This guideline outlines the management of bacteriuria in the elderly and for long term care residents. This information was prepared by the Academic Detailing Services, Continuing Medical Education at Dalhousie University and the Palliative and Therapeutic Harmonization (PATH) Program.

Research concludes:

  • Asymptomatic bacteriuria is common in long term care: men 15% – 30%; women 25% – 50%.
  • Screening for asymptomatic bacteriuria is not recommended, even in the elderly.
  • Asymptomatic bacteriuria should not be treated with antibiotics. Pyuria accompanying asymptomatic bacteriuria is not an indication for antimicrobial treatment.
    • Pyuria indicates inflammation in the genitourinary tract, but does not differentiate symptomatic from asymptomatic UTI.
    • Postive urine cultures are virtually always associated with pyuria (>90%) and neither is sufficient for a diagnosis or treatment of UTI.
  • An individual with a chronic indwelling catheter will always have bacteriuria, but antibiotic treatment is only warranted if the person is symptomatic.
  • Changes in the character of the urine such as odor, color, or turbidity are associated with bacteriuria, but are not a reliable predictor of UTI and are usually attributed to other diagnoses such as incontinence or dehydration.
  • Acute symptoms may be difficult to recognize because of impaired communication, dementia, or comorbid illnesses.

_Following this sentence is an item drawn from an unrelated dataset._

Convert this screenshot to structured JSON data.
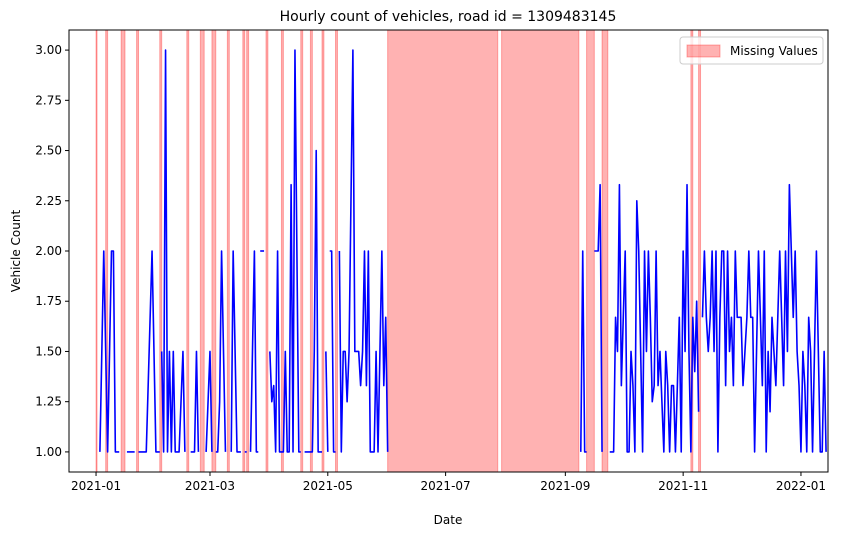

When should bacteriuria be treated? Recommendations from different sources vary somewhat.  However, they all differentiate between patients with and without an indwelling catheter.

In a patient with an indwelling catheter, the presence of a least one of the following is an indication for treatment:

  • New costovertebral angle tenderness
  • Fever
  • Unexplained delirium
  • Rigors with or without identified cause

In a patient without an indwelling catheter, patients must have acute signs and symptoms:

  • Dysuria alone OR
  • Unexplained delirium OR
  • Fever AND at least one of the following
    • New or worsening urgency, frequency, or urinary incontinence
    • Suprapubic pain
    • Costovertebral angle tenderness
    • Gross hematuria

To rule in or role out UTI and to help select an antibiotic, a urine specimen for culture should always be obtained before initiating antibiotics.

Choice of antibiotic therapy is similar to that of uncomplicated UTI in women, but the duration of  therapy is longer for the elderly and individuals in LTC. In the elderly, treatment duration is usually 7 days (10 – 14 days in the presence of fever or more severe systemic symptoms).

  • Nitrofurantoin is contraindicated in renal impairment (CrCl<60mL/min) and resistance is higher in LTC population than in other settings (21% vs 6 to 8%).
  • Long term use has been associated with pulmonary fibrosis.